J'enchaînais la soirée nature ingrate, après Freaks.
Ou la preuve que, quand il a une vraie histoire à raconter, Lynch est capable d'autre chose que des films abscons et sans grand intérêt.
Délaissant l'élitisme au profit du biopic, il nous livre ici une œuvre aboutie, propre, empreinte d'émotion et portant malgré tout sa patte (les quelques rêves psychédéliques, il n'a pas pu s'empêcher, on pardonne).
J'éprouve une fois de plus un grand respect pour Anthony Hopkins, transpirant décidément la classe et la retenue.
Son rôle est poignant, primaire et profond à la fois.
Il véhicule une réflexion qui m'est très chère : la différence entre l'homme "bon" et "mauvais" ne réside-t-elle pas tout entière dans le simple fait que l'homme bon peut très bien accomplir des actions menant au même résultat que l'homme mauvais, mais sera capable d'introspection et de remise en cause quand il s'en aperçoit ?
C'est peut-être réducteur, cela n'excuse sans doute pas lesdites actions lorsqu'elles sont immorales, mais je suis en tout cas très sensible à ce type de cas de conscience, peu importe leur côté éculé.
Impossible de nier que le film prenne aux tripes, provoque la colère envers notre monde soi-disant "civilisé".
Comme la pragmatique infirmière en chef le souligne très promptement, montrer un animal de foire comme un trophée est-il plus excusable si cela se tient dans la haute société, sous couvert de lui offrir une compagnie agréable ?

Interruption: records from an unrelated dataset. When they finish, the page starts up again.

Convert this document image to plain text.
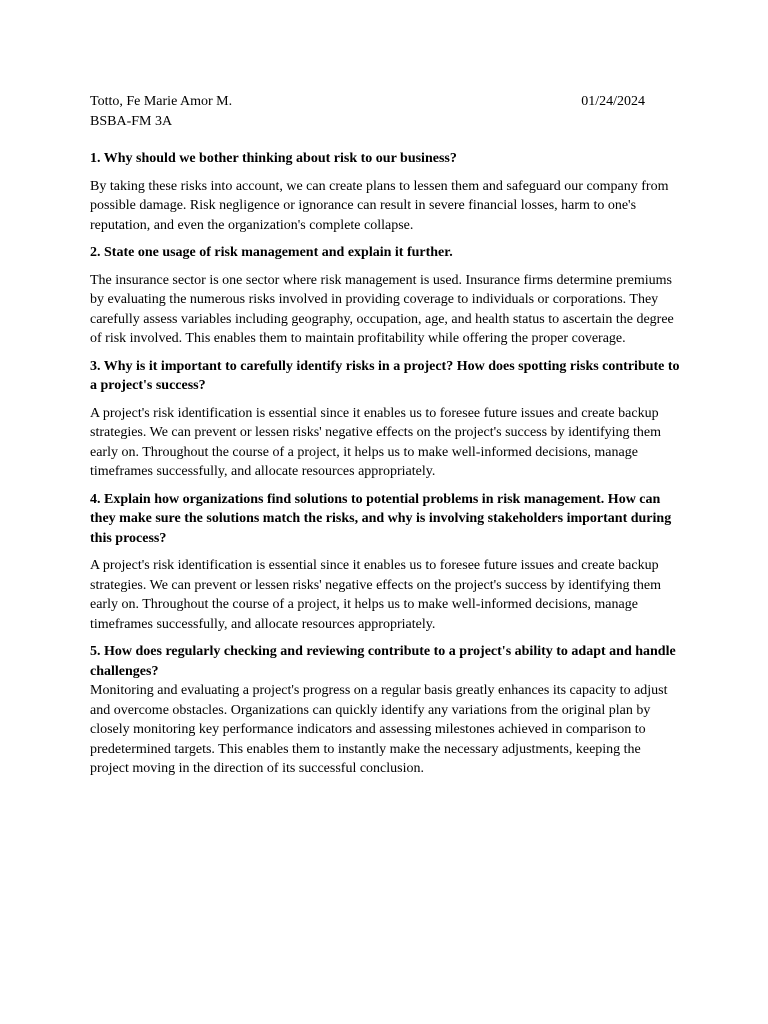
Totto, Fe Marie Amor M.	01/24/2024

BSBA-FM 3A

1. Why should we bother thinking about risk to our business?

By taking these risks into account, we can create plans to lessen them and safeguard our company from possible damage. Risk negligence or ignorance can result in severe financial losses, harm to one's reputation, and even the organization's complete collapse.

2. State one usage of risk management and explain it further.

The insurance sector is one sector where risk management is used. Insurance firms determine premiums by evaluating the numerous risks involved in providing coverage to individuals or corporations. They carefully assess variables including geography, occupation, age, and health status to ascertain the degree of risk involved. This enables them to maintain profitability while offering the proper coverage.

3. Why is it important to carefully identify risks in a project? How does spotting risks contribute to a project's success?

A project's risk identification is essential since it enables us to foresee future issues and create backup strategies. We can prevent or lessen risks' negative effects on the project's success by identifying them early on. Throughout the course of a project, it helps us to make well-informed decisions, manage timeframes successfully, and allocate resources appropriately.

4. Explain how organizations find solutions to potential problems in risk management. How can they make sure the solutions match the risks, and why is involving stakeholders important during this process?

A project's risk identification is essential since it enables us to foresee future issues and create backup strategies. We can prevent or lessen risks' negative effects on the project's success by identifying them early on. Throughout the course of a project, it helps us to make well-informed decisions, manage timeframes successfully, and allocate resources appropriately.

5. How does regularly checking and reviewing contribute to a project's ability to adapt and handle challenges?

Monitoring and evaluating a project's progress on a regular basis greatly enhances its capacity to adjust and overcome obstacles. Organizations can quickly identify any variations from the original plan by closely monitoring key performance indicators and assessing milestones achieved in comparison to predetermined targets. This enables them to instantly make the necessary adjustments, keeping the project moving in the direction of its successful conclusion.
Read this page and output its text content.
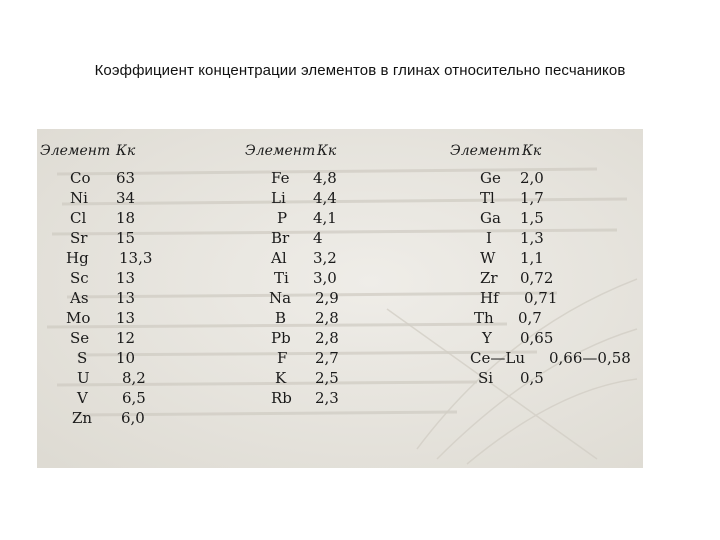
Коэффициент концентрации элементов в глинах относительно песчаников
Элемент Кк
Co 63
Ni 34
Cl 18
Sr 15
Hg 13,3
Sc 13
As 13
Mo 13
Se 12
S 10
U 8,2
V 6,5
Zn 6,0
Элемент Кк
Fe 4,8
Li 4,4
P 4,1
Br 4
Al 3,2
Ti 3,0
Na 2,9
B 2,8
Pb 2,8
F 2,7
K 2,5
Rb 2,3
Элемент Кк
Ge 2,0
Tl 1,7
Ga 1,5
I 1,3
W 1,1
Zr 0,72
Hf 0,71
Th 0,7
Y 0,65
Ce—Lu 0,66—0,58
Si 0,5
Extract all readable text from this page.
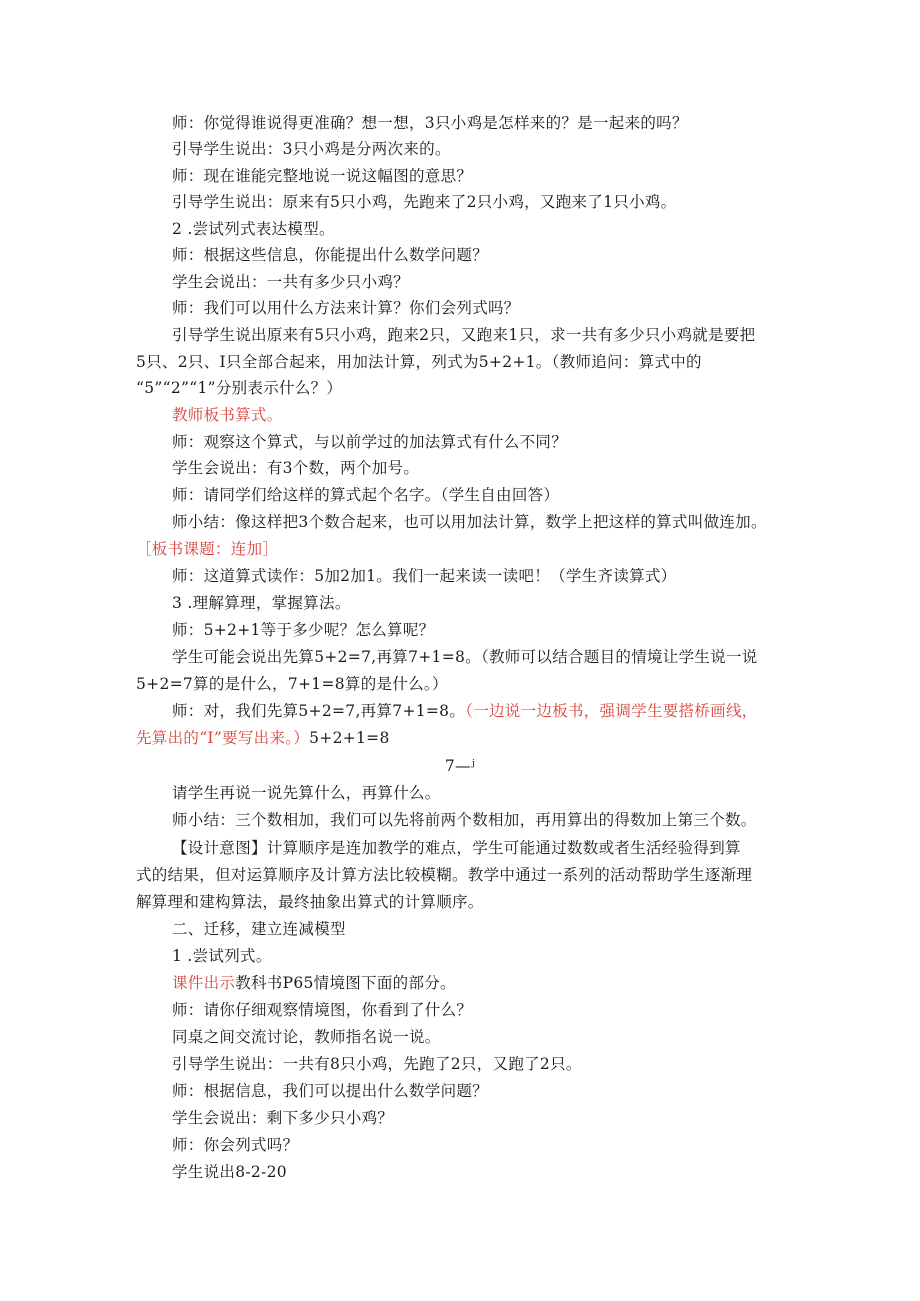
师：你觉得谁说得更准确？想一想，3只小鸡是怎样来的？是一起来的吗？
引导学生说出：3只小鸡是分两次来的。
师：现在谁能完整地说一说这幅图的意思？
引导学生说出：原来有5只小鸡，先跑来了2只小鸡，又跑来了1只小鸡。
2 .尝试列式表达模型。
师：根据这些信息，你能提出什么数学问题？
学生会说出：一共有多少只小鸡？
师：我们可以用什么方法来计算？你们会列式吗？
引导学生说出原来有5只小鸡，跑来2只，又跑来1只，求一共有多少只小鸡就是要把
5只、2只、I只全部合起来，用加法计算，列式为5+2+1。（教师追问：算式中的
“5”“2”“1”分别表示什么？）
教师板书算式。
师：观察这个算式，与以前学过的加法算式有什么不同？
学生会说出：有3个数，两个加号。
师：请同学们给这样的算式起个名字。（学生自由回答）
师小结：像这样把3个数合起来，也可以用加法计算，数学上把这样的算式叫做连加。
［板书课题：连加］
师：这道算式读作：5加2加1。我们一起来读一读吧！（学生齐读算式）
3 .理解算理，掌握算法。
师：5+2+1等于多少呢？怎么算呢？
学生可能会说出先算5+2=7,再算7+1=8。（教师可以结合题目的情境让学生说一说
5+2=7算的是什么，7+1=8算的是什么。）
师：对，我们先算5+2=7,再算7+1=8。（一边说一边板书，强调学生要搭桥画线，
先算出的“I”要写出来。）5+2+1=8
7—ʲ
请学生再说一说先算什么，再算什么。
师小结：三个数相加，我们可以先将前两个数相加，再用算出的得数加上第三个数。
【设计意图】计算顺序是连加教学的难点，学生可能通过数数或者生活经验得到算
式的结果，但对运算顺序及计算方法比较模糊。教学中通过一系列的活动帮助学生逐渐理
解算理和建构算法，最终抽象出算式的计算顺序。
二、迁移，建立连减模型
1 .尝试列式。
课件出示教科书P65情境图下面的部分。
师：请你仔细观察情境图，你看到了什么？
同桌之间交流讨论，教师指名说一说。
引导学生说出：一共有8只小鸡，先跑了2只，又跑了2只。
师：根据信息，我们可以提出什么数学问题？
学生会说出：剩下多少只小鸡？
师：你会列式吗？
学生说出8-2-20
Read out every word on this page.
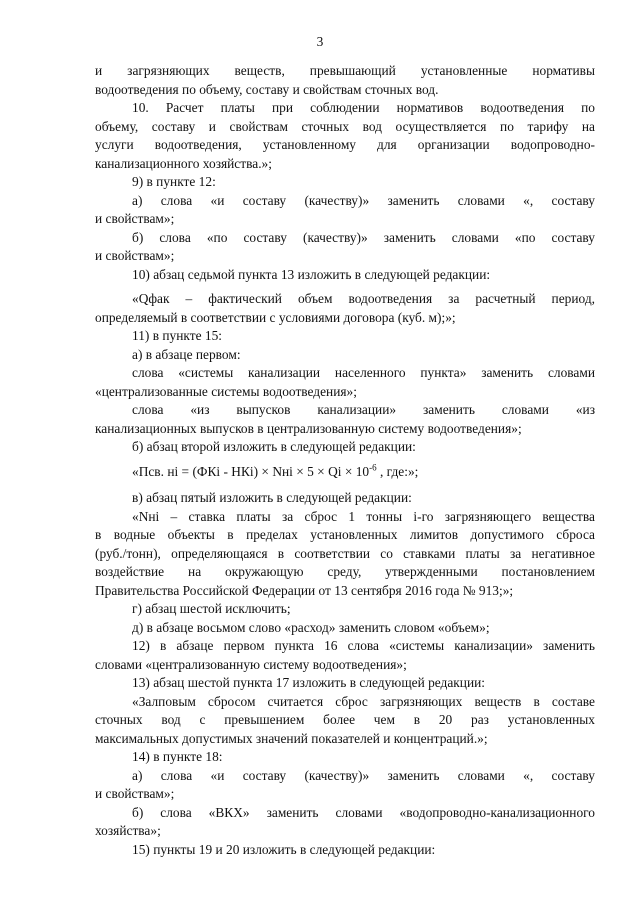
3

и загрязняющих веществ, превышающий установленные нормативы

водоотведения по объему, составу и свойствам сточных вод.

10. Расчет платы при соблюдении нормативов водоотведения по

объему, составу и свойствам сточных вод осуществляется по тарифу на

услуги водоотведения, установленному для организации водопроводно-

канализационного хозяйства.»;

9) в пункте 12:

а) слова «и составу (качеству)» заменить словами «, составу

и свойствам»;

б) слова «по составу (качеству)» заменить словами «по составу

и свойствам»;

10) абзац седьмой пункта 13 изложить в следующей редакции:

«Qфак – фактический объем водоотведения за расчетный период,

определяемый в соответствии с условиями договора (куб. м);»;

11) в пункте 15:

а) в абзаце первом:

слова «системы канализации населенного пункта» заменить словами

«централизованные системы водоотведения»;

слова «из выпусков канализации» заменить словами «из

канализационных выпусков в централизованную систему водоотведения»;

б) абзац второй изложить в следующей редакции:

«Псв. нi = (ФКi - НКi) × Nнi × $5 \times Qi \times 10^{-6}$ , где:»;

в) абзац пятый изложить в следующей редакции:

«Nнi – ставка платы за сброс 1 тонны i-го загрязняющего вещества

в водные объекты в пределах установленных лимитов допустимого сброса

(руб./тонн), определяющаяся в соответствии со ставками платы за негативное

воздействие на окружающую среду, утвержденными постановлением

Правительства Российской Федерации от 13 сентября 2016 года № 913;»;

г) абзац шестой исключить;

д) в абзаце восьмом слово «расход» заменить словом «объем»;

12) в абзаце первом пункта 16 слова «системы канализации» заменить

словами «централизованную систему водоотведения»;

13) абзац шестой пункта 17 изложить в следующей редакции:

«Залповым сбросом считается сброс загрязняющих веществ в составе

сточных вод с превышением более чем в 20 раз установленных

максимальных допустимых значений показателей и концентраций.»;

14) в пункте 18:

а) слова «и составу (качеству)» заменить словами «, составу

и свойствам»;

б) слова «ВКХ» заменить словами «водопроводно-канализационного

хозяйства»;

15) пункты 19 и 20 изложить в следующей редакции:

Derrière la suggestion appuyée, Elephant man a en outre le bon goût de ne pas donner de réponses moralisatrices et simplistes.
À l'image de ce noir et blanc sublime, les personnages sont tout de clairs-obscurs, leurs faiblesses exposées au grand jour devant notre regard de spectateur/voyeur, mêlant la gêne à la fascination et au dégoût.
C'est indéniablement un choc, et 30 ans après il n'a rien perdu de sa force brute, de son message universel et (malheureusement) apparemment intemporel.